We escaped past terraced rice paddies, inexplicably clinging to the fertile yet almost vertical mountainsides.
“Do you want to see the waterfall?” my driver asked. Yes, I said, why not? I’d paid for his services for 12 hours so I figured, might as well make the most of it. He explained that we shouldn’t go to the one my hotel had suggested since the rainy season had rendered it far too dangerous; he could take me to another instead.
We passed through towns and markets, fields and valleys, and back up into the mountains on the other side of the plains; from no trees to palm trees to pine trees, in the space of three hours. I figured the falls must be pretty spectacular to warrant such a hefty journey. The road became a track, the cars tailed off, and finally we weaved through a hillside forest into a car park with a dozen coaches. The driver gestured down a path. “Waterfall is there” he said, breaking into a new packet of cigarettes.
We seemed to be in some sort of small resort or adventure park. I passed a sad-looking rifle range and a peeling map promising tubing which never materialised.

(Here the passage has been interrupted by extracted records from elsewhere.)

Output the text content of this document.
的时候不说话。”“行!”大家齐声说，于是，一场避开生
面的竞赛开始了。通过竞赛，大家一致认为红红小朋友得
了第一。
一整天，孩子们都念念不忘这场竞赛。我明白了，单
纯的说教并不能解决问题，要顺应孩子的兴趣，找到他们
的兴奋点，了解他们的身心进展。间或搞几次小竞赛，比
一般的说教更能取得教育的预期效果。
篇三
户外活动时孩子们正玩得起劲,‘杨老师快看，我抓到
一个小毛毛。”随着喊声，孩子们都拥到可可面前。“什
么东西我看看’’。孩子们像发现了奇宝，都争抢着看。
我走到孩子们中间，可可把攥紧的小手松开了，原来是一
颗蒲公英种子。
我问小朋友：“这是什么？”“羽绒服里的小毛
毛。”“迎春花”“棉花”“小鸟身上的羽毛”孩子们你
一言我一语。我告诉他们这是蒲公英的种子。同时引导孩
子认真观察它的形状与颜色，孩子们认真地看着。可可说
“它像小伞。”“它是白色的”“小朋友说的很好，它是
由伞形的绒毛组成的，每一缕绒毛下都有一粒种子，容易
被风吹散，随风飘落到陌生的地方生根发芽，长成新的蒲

I followed the path to its end and discovered a tall but otherwise unremarkable waterfall; pretty, unhindered, its spray a pleasant relief, but hardly worth the three-hour drive. As I rounded the final corner, I encountered a group of schoolchildren and Muslim women, all in hijab, lined up for a photo with an enormous banner. I hung back, but the moment I was spotted, it was with shrieks of excitement and I was once again pulled with no lightness of touch into the centre of the photograph. The women cackled and pushed each other out of the way in their efforts to be the one standing next to me. I was stroked, prodded, squeezed and pinched, and then manipulated into a variety of new poses with subsections of the group, including several children who were utterly underwhelmed by my presence and couldn’t understand the adults’ excitement (nor could I, to be fair, but it was hard to communicate our shared bewilderment). They even got me to rub a pregnant woman’s stomach.

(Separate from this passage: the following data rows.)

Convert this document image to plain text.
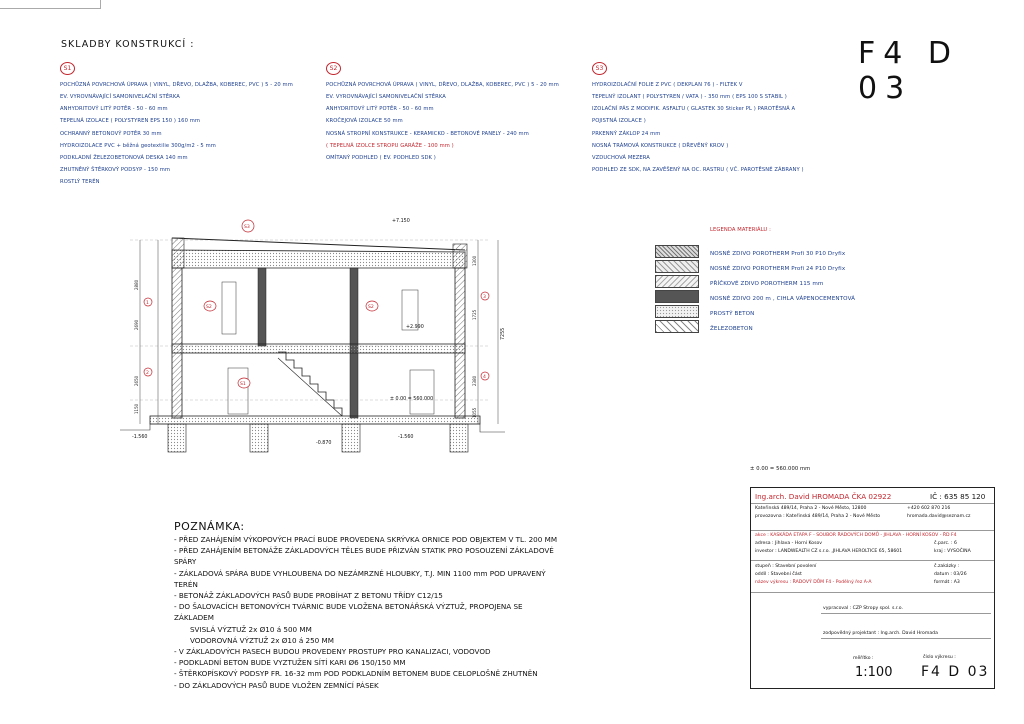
SKLADBY KONSTRUKCÍ :	F4 D 03
S1
POCHŮZNÁ POVRCHOVÁ ÚPRAVA ( VINYL, DŘEVO, DLAŽBA, KOBEREC, PVC ) 5 - 20 mm
EV. VYROVNÁVAJÍCÍ SAMONIVELAČNÍ STĚRKA
ANHYDRITOVÝ LITÝ POTĚR - 50 - 60 mm
TEPELNÁ IZOLACE ( POLYSTYREN EPS 150 ) 160 mm
OCHRANNÝ BETONOVÝ POTĚR 30 mm
HYDROIZOLACE PVC + běžná geotextilie 300g/m2 - 5 mm
PODKLADNÍ ŽELEZOBETONOVÁ DESKA 140 mm
ZHUTNĚNÝ ŠTĚRKOVÝ PODSYP - 150 mm
ROSTLÝ TERÉN
S2
POCHŮZNÁ POVRCHOVÁ ÚPRAVA ( VINYL, DŘEVO, DLAŽBA, KOBEREC, PVC ) 5 - 20 mm
EV. VYROVNÁVAJÍCÍ SAMONIVELAČNÍ STĚRKA
ANHYDRITOVÝ LITÝ POTĚR - 50 - 60 mm
KROČEJOVÁ IZOLACE 50 mm
NOSNÁ STROPNÍ KONSTRUKCE - KERAMICKO - BETONOVÉ PANELY - 240 mm
( TEPELNÁ IZOLCE STROPU GARÁŽE - 100 mm )
OMÍTANÝ PODHLED ( EV. PODHLED SDK )
S3
HYDROIZOLAČNÍ FOLIE Z PVC ( DEKPLAN 76 ) - FILTEK V
TEPELNÝ IZOLANT ( POLYSTYREN / VATA ) - 350 mm ( EPS 100 S STABIL )
IZOLAČNÍ PÁS Z MODIFIK. ASFALTU ( GLASTEK 30 Sticker PL ) PAROTĚSNÁ A
POJISTNÁ IZOLACE )
PRKENNÝ ZÁKLOP 24 mm
NOSNÁ TRÁMOVÁ KONSTRUKCE ( DŘEVĚNÝ KROV )
VZDUCHOVÁ MEZERA
PODHLED ZE SDK, NA ZAVĚŠENÝ NA OC. RASTRU ( VČ. PAROTĚSNÉ ZÁBRANY )
+7.150
+2.990
± 0.00 = 560.000
-1.560	-1.560
-0.870
7255
S3
S2	S2
S1
1
2
3
4
2880
2690
2650
1150
1300
1725
2380
1055
LEGENDA MATERIÁLU :
NOSNÉ ZDIVO POROTHERM Profi 30 P10 Dryfix
NOSNÉ ZDIVO POROTHERM Profi 24 P10 Dryfix
PŘÍČKOVÉ ZDIVO POROTHERM 115 mm
NOSNÉ ZDIVO 200 m , CIHLA VÁPENOCEMENTOVÁ
PROSTÝ BETON
ŽELEZOBETON
± 0.00 = 560.000 mm
POZNÁMKA:
- PŘED ZAHÁJENÍM VÝKOPOVÝCH PRACÍ BUDE PROVEDENA SKRÝVKA ORNICE POD OBJEKTEM V TL. 200 MM
- PŘED ZAHÁJENÍM BETONÁŽE ZÁKLADOVÝCH TĚLES BUDE PŘIZVÁN STATIK PRO POSOUZENÍ ZÁKLADOVÉ
SPÁRY
- ZÁKLADOVÁ SPÁRA BUDE VYHLOUBENA DO NEZÁMRZNÉ HLOUBKY, T.J. MIN 1100 mm POD UPRAVENÝ
TERÉN
- BETONÁŽ ZÁKLADOVÝCH PASŮ BUDE PROBÍHAT Z BETONU TŘÍDY C12/15
- DO ŠALOVACÍCH BETONOVÝCH TVÁRNIC BUDE VLOŽENA BETONÁŘSKÁ VÝZTUŽ, PROPOJENA SE
ZÁKLADEM
SVISLÁ VÝZTUŽ 2x Ø10 á 500 MM
VODOROVNÁ VÝZTUŽ 2x Ø10 á 250 MM
- V ZÁKLADOVÝCH PASECH BUDOU PROVEDENY PROSTUPY PRO KANALIZACI, VODOVOD
- PODKLADNÍ BETON BUDE VYZTUŽEN SÍTÍ KARI Ø6 150/150 MM
- ŠTĚRKOPÍSKOVÝ PODSYP FR. 16-32 mm POD PODKLADNÍM BETONEM BUDE CELOPLOŠNĚ ZHUTNĚN
- DO ZÁKLADOVÝCH PASŮ BUDE VLOŽEN ZEMNÍCÍ PÁSEK
Ing.arch. David HROMADA ČKA 02922	IČ : 635 85 120
Kateřinská 489/14, Praha 2 - Nové Město, 12800	+420 602 870 216
provozovna : Kateřinská 489/14, Praha 2 - Nové Město	hromada.david@seznam.cz
akce : KASKÁDA ETAPA F - SOUBOR ŘADOVÝCH DOMŮ - JIHLAVA - HORNÍ KOSOV - ŘD F4
adresa : Jihlava - Horní Kosov	č.parc. : 6
investor : LANDWEALTH CZ s.r.o. ,JIHLAVA HEROLTICE 65, 58601	kraj : VYSOČINA
stupeň : Stavební povolení	č.zakázky :
oddíl : Stavební část	datum : 03/26
název výkresu : ŘADOVÝ DŮM F4 - Podélný řez A-A	formát : A3
vypracoval : CZP Stropy spol. s.r.o.
zodpovědný projektant : Ing.arch. David Hromada
měřítko :	číslo výkresu :
1:100 F4 D 03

I finally broke away and trotted off down the final stretch, only to be yanked unceremoniously into another family portrait, balanced on a rock formation next to the plunge pool. As we broke apart and clambered down, another family appeared, brandishing their camera. “Photo?” the daughter shyly asked. Of course I acquiesced, which gave free reign to the other families to follow suit. Later, a wifi connection confirmed that it was categorically off the tourist trail (133 google reviews, only a handful written in English, and all of those by Indonesians). No wonder they were all so astonished to see a western woman casually taking a solo stroll to a waterfall usually only visited by people from the local villages.

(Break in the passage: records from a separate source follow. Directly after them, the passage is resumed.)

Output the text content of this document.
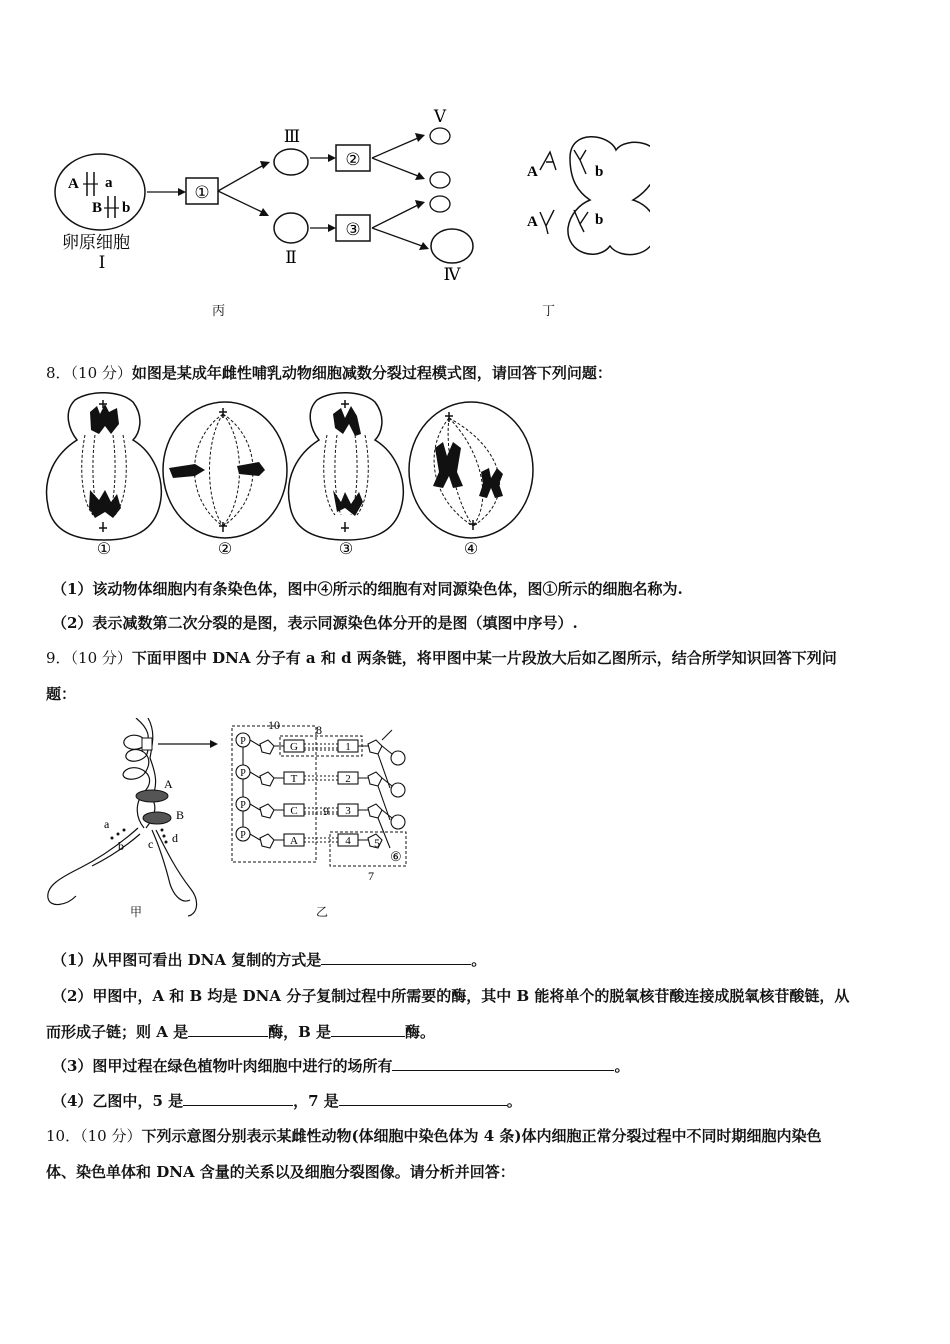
A a
B b
卵原细胞
Ⅰ
①
Ⅲ
Ⅱ
②
③
Ⅴ
Ⅳ
A	b
A	b
丙	丁
8．（10 分）如图是某成年雌性哺乳动物细胞减数分裂过程模式图，请回答下列问题：
①	②	③	④
（1）该动物体细胞内有条染色体，图中④所示的细胞有对同源染色体，图①所示的细胞名称为.
（2）表示减数第二次分裂的是图，表示同源染色体分开的是图（填图中序号）.
9．（10 分）下面甲图中 DNA 分子有 a 和 d 两条链，将甲图中某一片段放大后如乙图所示，结合所学知识回答下列问
题：
A
B
a
b c d
10	8
9
7
5
⑥
P
P
P
P
G
T
C
A
1
2
3
4
甲	乙
（1）从甲图可看出 DNA 复制的方式是	。
（2）甲图中，A 和 B 均是 DNA 分子复制过程中所需要的酶，其中 B 能将单个的脱氧核苷酸连接成脱氧核苷酸链，从
而形成子链；则 A 是	酶，B 是	酶。
（3）图甲过程在绿色植物叶肉细胞中进行的场所有	。
（4）乙图中，5 是	，7 是	。
10．（10 分）下列示意图分别表示某雌性动物(体细胞中染色体为 4 条)体内细胞正常分裂过程中不同时期细胞内染色
体、染色单体和 DNA 含量的关系以及细胞分裂图像。请分析并回答：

I was in so many photos that I lost count, and a brief glance at the nice waterfall became a 30-minute experience with my driver wondering where I’d got to. Sadly I only managed to hand over my phone once in order to grab a single shot of the multiple family portraits (above!), but I like to think that there’s now a village in East Java where all of the families display framed photos of themselves at Air Terjun Coban Rondo with a confused, unidentified white woman. We’ve all got to make our marks on the world somehow.